What is our primary use case?
Software Composition Analysis (SCA) is used to detect vulnerabilities in open source libraries, which are used by our customers for their own product.
We are a consulting company who provides consulting services to clients. We don't buy the software for our own internal use. However, we advise customers about which solutions will fit their environment.
Most of our clients use SCA for cloud applications.
How has it helped my organization?
For application security, the SCA product from Veracode is a good solution. It has a good balance. Altogether, the balance between the outcome of the tool, the speed of the tool, and its cost make it a good choice.
One of the reasons why we recommend Veracode because it is very important in that SAST and SCA tools, independently from the vendor, should work seamlessly within the build pipeline. Veracode does a good job in this respect.
In this day and age, all software is developed using a large amount of open source libraries. It is kind of unavoidable. Any product application has a lot of embedded libraries.
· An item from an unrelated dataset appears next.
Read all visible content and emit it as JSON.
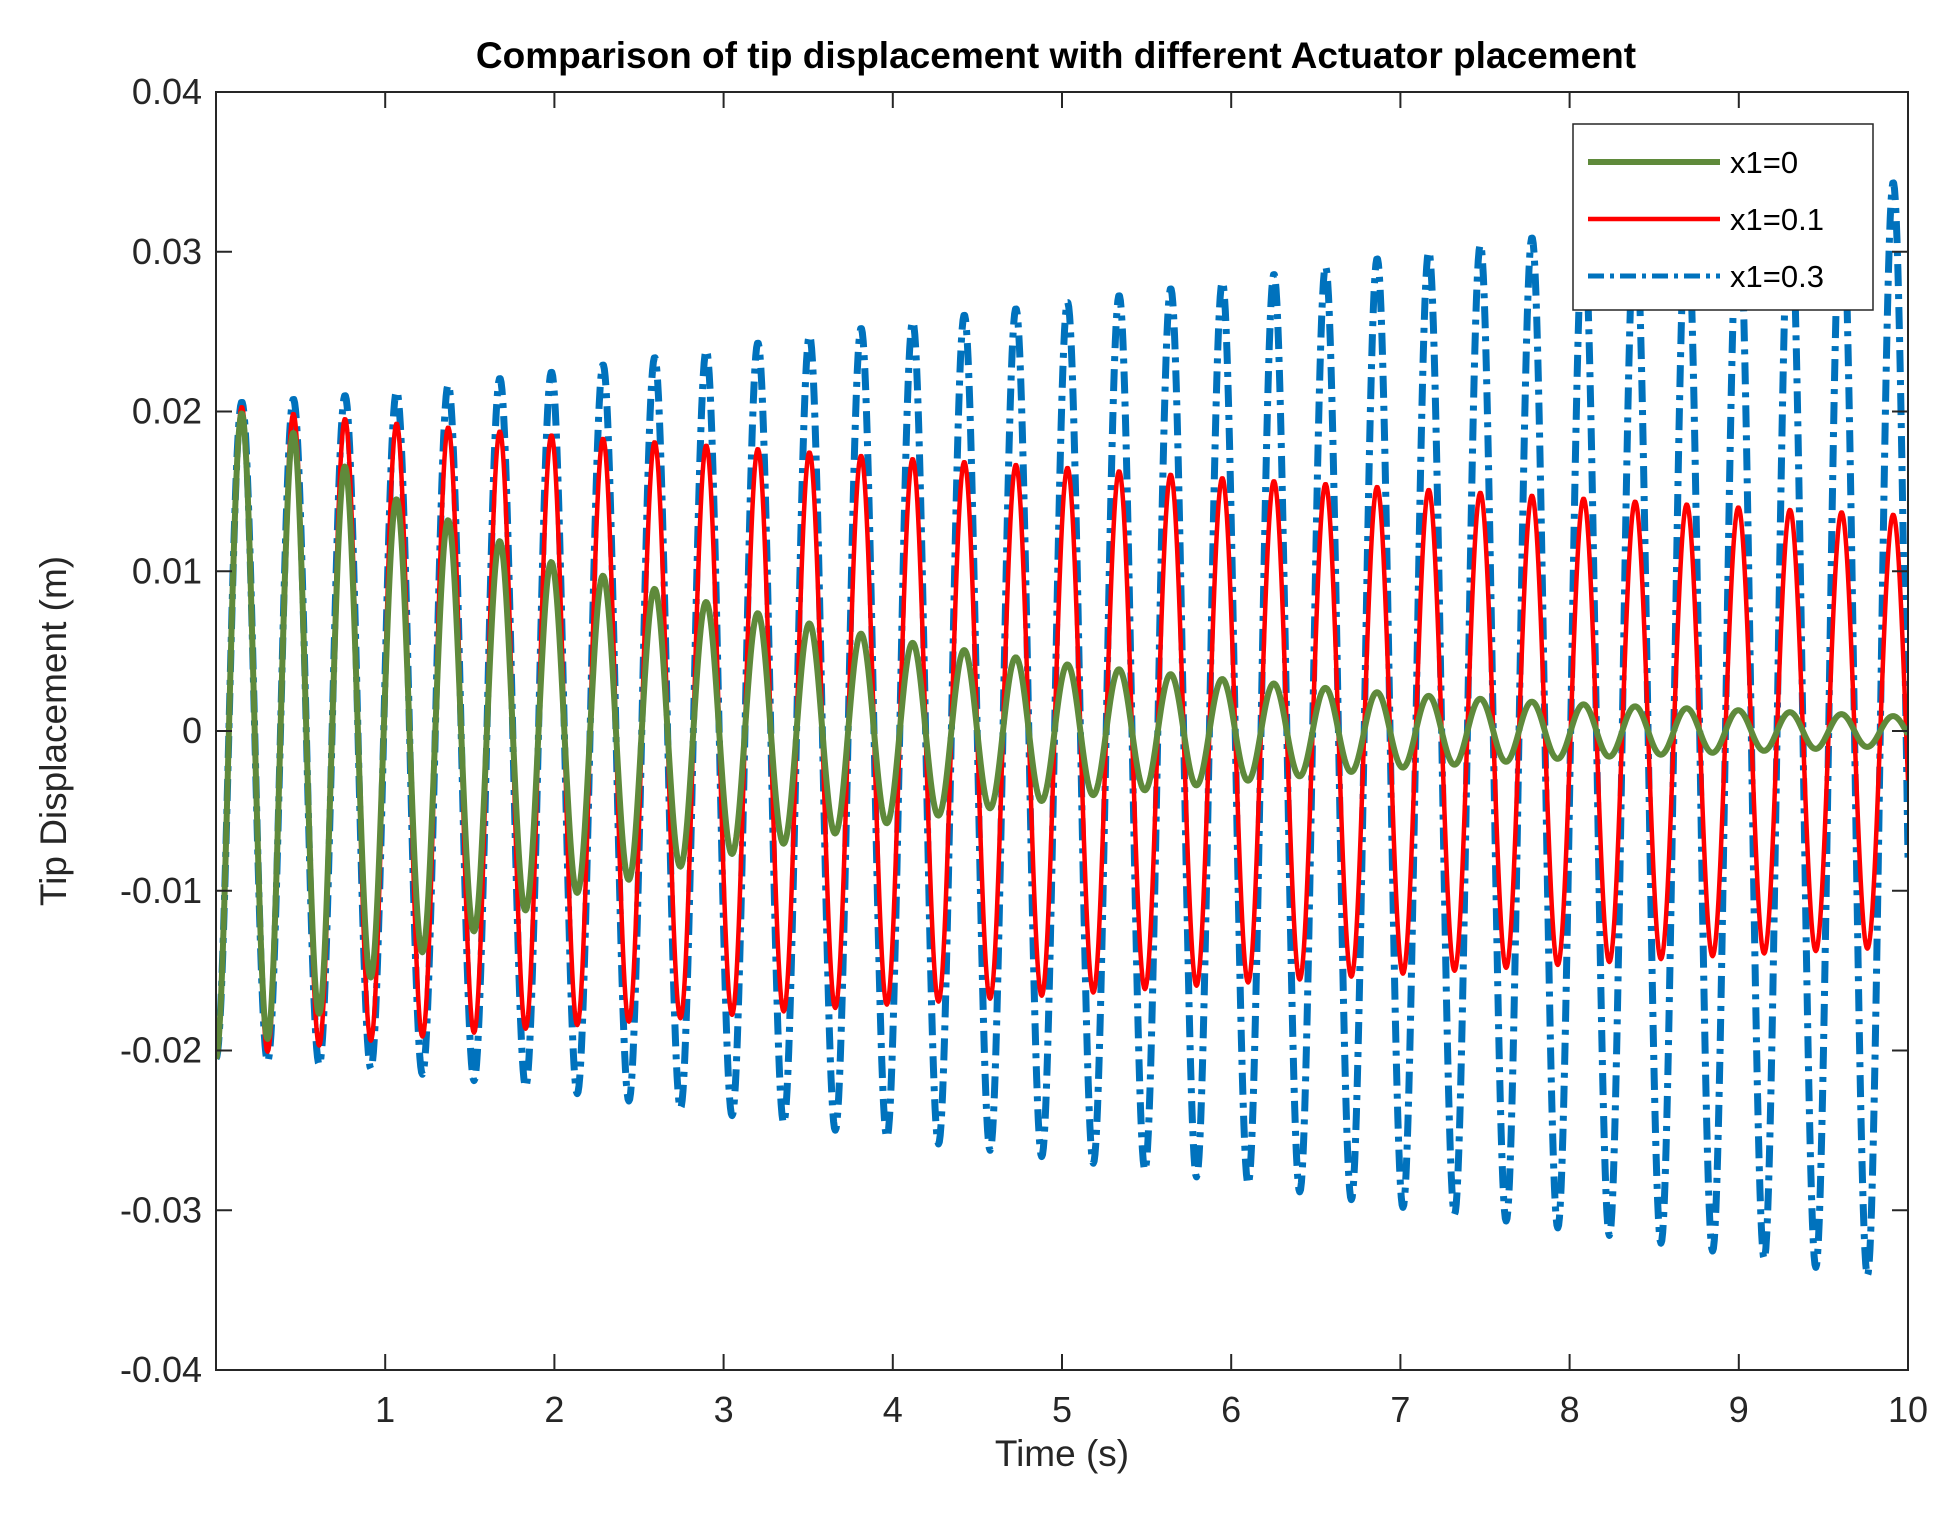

In our experience, many times customers don't realize that it is not just a code that can be vulnerable, but also an open source library that they may take for granted. In many ways, this has been a learning experience for the customers to understand that there are other components to open source libraries, and that SCA is an invaluable tool to address those issues.
What is most valuable?
SCA provides guidance for fixing vulnerabilities. It provides extensive guidance for both writing secure code and pointing to vulnerable open source libraries are being used.
From the time it takes for the solution to detect a vulnerability, both in the source code and the open source library, it is efficient.
Within SCA, there is an extremely valuable feature called vulnerable methods. It is able to determine within a vulnerable library which methods are vulnerable. That is very valuable, because in the vast majority of cases where a library is vulnerable, none of the vulnerable methods are actually used by the code. So, if we want to prioritize the way open source libraries are updated when a library is found vulnerable, then we want to prioritize the libraries which have vulnerable methods used within the code.
The Static Analysis Pipeline Scan is faster than the traditional scan that Veracode has. All Veracode products are fast. I have no complaints. On average, a piece of code for a customer takes 15 to 20 minutes to build versus the Static Analysis Pipeline Scan of Veracode that takes three or four minutes. So, that is 20 to 30 percent of the total time, which is fairly fast.
What needs improvement?
Most of our time is spent configuring the SAST and SCA tools. I would consider that one of the weak points of the product. Otherwise, once the product is set up on the computer, it is fairly fast.
Like many tools, Veracode has a good number of false positives. However, there are no tools at this point in the market that they can understand the scope of an application. For example, if I have an application with only internal APIs and no UI, Veracode can detect that. It might detect that the HTML bodies of the requests are not sanitized, so it would then be prone to cross-site injections and SQL injections. But, in reality, that is a false positive. It will be almost impossible for a tool to understand the scope unless we start using machine learning and AI. So, it's inevitable at this point that there are false positives. Obviously, that doesn't make the developers happy, but I don't think there is another way around this, but it is not just because of Veracode. It's just the nature of the problem, which cannot be solved with current technologies.
Once we explain to the developers why there are false positives, they understand. In Veracode, embedded features (where there are false positives) can be flagged as such. So, next time that they run the same scan, the same "vulnerability" will be still flagged as a false positive. Therefore, it's not that bad from that point of view.
Veracode has a few shortcomings in terms of how they handle certain components of the UI. For example, in the case of the false positive, it would be highly desirable if the false positive don't show up again on the UI, instead still showing up for any subsequent scan as a false positive. There is a little bit of cluttering that could be avoided. However, that is not necessarily a shortcoming of the product. I think it's more of a shortcoming of the UI. It's just the way it's visualized. However, going forward, I personally don't want to see any more vulnerabilities that I already flagged as a false positive.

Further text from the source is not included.